AAMI News January 2016

Spotlight on Standards: Committee Co-Chairs Get Lessons in Systems Thinking

The author, Wil Vargas, is a director of standards at AAMI. He focuses on interoperability, software and information technology, and device security.

What Is a System?

“A system is built from a group of parts, whose combined interactions produce a behavior that no one part alone can produce.”
—John Thomas, past president of the International Council of Systems Engineering

“A system does something different than its constituent parts taken individually. It exhibits some property that the individual subcomponents don’t. So, for instance, flight is a system property of an aircraft. It’s only when you assemble the constituent parts—an engine, the wings, and the pilot together into a system—that this emergent property, or system property, of flight takes place.”
—Lane Desborough, chief engineer at Bigfoot Biomedical, Inc.

“A system is variously defined as ‘a group of interacting, interrelated, or interdependent elements forming a complex whole.’ ”
—Raymond Zambuto, president of Clinical Engineering Concepts, LLC

During last month’s Standards Week in Newport Beach, CA, AAMI introduced a systems engineering training workshop. This course was intended to provide committee co-chairs with systems engineering concepts and tools they could use to improve the organization of their committee meetings and structure their approach to developing AAMI standards and technical reports.

For decades, many complex industries, such as the aerospace and automotive industries, have embraced systems engineering principles and systems thinking and have enjoyed well-documented benefits, including improved safety. The medical device industry has long understood the need to incorporate these concepts into its activities and processes but is unable to simply take what has worked in other sectors and apply it as is, due to certain realities within the medical device industry, such as home use, that other industries have not had to consider.

As the clinical environment becomes more complex and technology more sophisticated, particularly with the interaction of multiple medical devices used by a single patient, there is a need to consider the entire system rather than the individual components. The increasing application of a systems approach and consideration of other principles, such as risk, human factors, and usability, in medical device design and development become even more important.

During the past few years, the AAMI standards program has utilized different methods to adapt and incorporate a systems approach and systems thinking into standards development.
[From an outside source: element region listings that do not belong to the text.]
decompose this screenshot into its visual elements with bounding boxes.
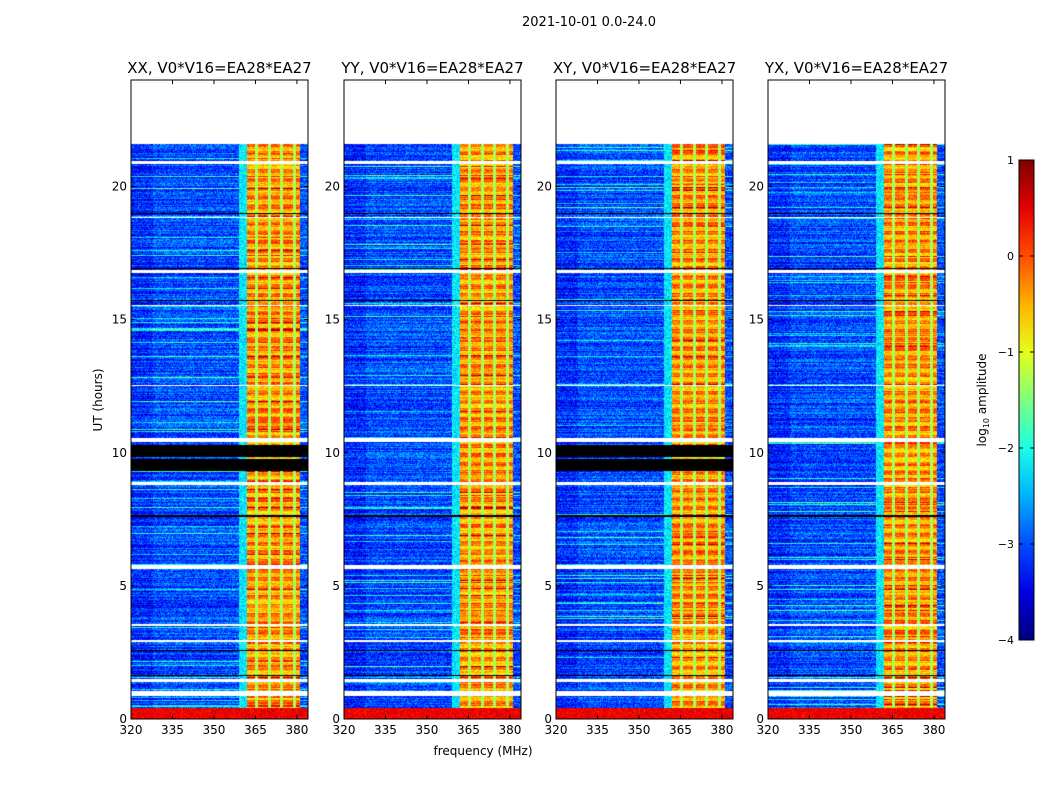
y-tick-label: 5 [332, 579, 340, 593]
y-tick-label: 5 [119, 579, 127, 593]
y-tick-label: 10 [749, 446, 764, 460]
panel-frame [130, 79, 309, 720]
x-tick-label: 350 [203, 723, 226, 737]
panel-title: XY, V0*V16=EA28*EA27 [553, 59, 736, 77]
colorbar-tick-label: −4 [998, 634, 1014, 647]
x-tick-label: 365 [244, 723, 267, 737]
x-tick-label: 320 [120, 723, 143, 737]
panel-title: YY, V0*V16=EA28*EA27 [340, 59, 523, 77]
y-tick-label: 5 [544, 579, 552, 593]
y-tick-label: 20 [749, 180, 764, 194]
x-tick-label: 350 [628, 723, 651, 737]
y-tick-label: 10 [537, 446, 552, 460]
panel-3: YX, V0*V16=EA28*EA27 320 335 350 365 380 0 5 10 1… [749, 59, 948, 737]
colorbar-gradient [1018, 159, 1035, 641]
y-tick-label: 5 [756, 579, 764, 593]
colorbar-label: log10 amplitude [975, 354, 991, 447]
colorbar-tick-label: 1 [1007, 154, 1014, 167]
colorbar: 1 0 −1 −2 −3 −4 [998, 154, 1035, 647]
x-tick-label: 335 [374, 723, 397, 737]
panel-0: XX, V0*V16=EA28*EA27 320 335 350 365 380 0 5 10 1… [112, 59, 312, 737]
x-tick-label: 320 [757, 723, 780, 737]
x-tick-label: 380 [498, 723, 521, 737]
x-tick-label: 350 [840, 723, 863, 737]
colorbar-tick-label: −2 [998, 442, 1014, 455]
x-tick-label: 320 [333, 723, 356, 737]
panel-title: YX, V0*V16=EA28*EA27 [764, 59, 948, 77]
colorbar-tick-label: −1 [998, 346, 1014, 359]
y-tick-label: 15 [537, 313, 552, 327]
x-tick-label: 350 [416, 723, 439, 737]
y-tick-label: 10 [112, 446, 127, 460]
y-tick-label: 20 [537, 180, 552, 194]
x-axis-label: frequency (MHz) [433, 744, 532, 758]
spectrogram-xy [556, 80, 733, 719]
x-tick-label: 365 [669, 723, 692, 737]
x-tick-label: 380 [710, 723, 733, 737]
x-tick-label: 335 [161, 723, 184, 737]
x-tick-label: 335 [586, 723, 609, 737]
y-tick-label: 15 [112, 313, 127, 327]
suptitle: 2021-10-01 0.0-24.0 [522, 15, 656, 30]
y-tick-label: 15 [325, 313, 340, 327]
y-tick-label: 0 [119, 712, 127, 726]
panel-frame [767, 79, 946, 720]
y-tick-label: 0 [332, 712, 340, 726]
panel-1: YY, V0*V16=EA28*EA27 320 335 350 365 380 0 5 10 1… [325, 59, 524, 737]
panel-frame [555, 79, 734, 720]
y-tick-label: 20 [325, 180, 340, 194]
colorbar-tick-label: 0 [1007, 250, 1014, 263]
y-axis-label: UT (hours) [91, 368, 105, 431]
y-tick-label: 15 [749, 313, 764, 327]
panel-2: XY, V0*V16=EA28*EA27 320 335 350 365 380 0 5 10 1… [537, 59, 736, 737]
x-tick-label: 365 [881, 723, 904, 737]
spectrogram-yy [344, 80, 521, 719]
x-tick-label: 320 [545, 723, 568, 737]
x-tick-label: 365 [457, 723, 480, 737]
y-tick-label: 20 [112, 180, 127, 194]
y-tick-label: 10 [325, 446, 340, 460]
x-tick-label: 380 [922, 723, 945, 737]
x-tick-label: 380 [285, 723, 308, 737]
y-tick-label: 0 [756, 712, 764, 726]
y-tick-label: 0 [544, 712, 552, 726]
spectrogram-xx [131, 80, 308, 719]
colorbar-tick-label: −3 [998, 538, 1014, 551]
x-tick-label: 335 [798, 723, 821, 737]
spectrogram-yx [768, 80, 945, 719]
panel-frame [343, 79, 522, 720]
panel-title: XX, V0*V16=EA28*EA27 [127, 59, 311, 77]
The pilot workshop was the latest of these efforts. It was rolled out strategically to committee co-chairs because they are the leaders charged with the responsibility of guiding their expert colleagues to successfully complete their respective work programs.

The content of the four-hour course leveraged the expertise of Michael Robkin, president of Anakena Solutions, Inc. and a longtime member of AAMI’s Interoperability Work Group. Robkin has one foot in both worlds—having participated in the standards development process and having years of experience as a systems engineer.

During the workshop, attendees learned the purpose of systems engineering, its relationship to business and product development, and the “V-Diagram,” which shows steps such as system design, product realization, and technical management. This introductory content just began to scratch the surface, as systems engineering is a very broad technical subject. In  the next few months, the co-chairs who participated will be invited to attend a two-hour online question-and-answer session that will draw on their experiences utilizing these concepts and techniques following the initial in-person training.

AAMI intends to provide the introduction to systems engineering training as part of every upcoming Standards Week with the goal of having every AAMI co-chair completing the program by the end of 2016. Based on feedback gathered from these sessions, AAMI is looking to tailor the content to specifically address the unique conditions of the standards development life cycle.

In time, incorporating systems engineering principles into the standards development process is expected to improve the overall quality of our standards and technical reports, which would ultimately benefit patient safety worldwide.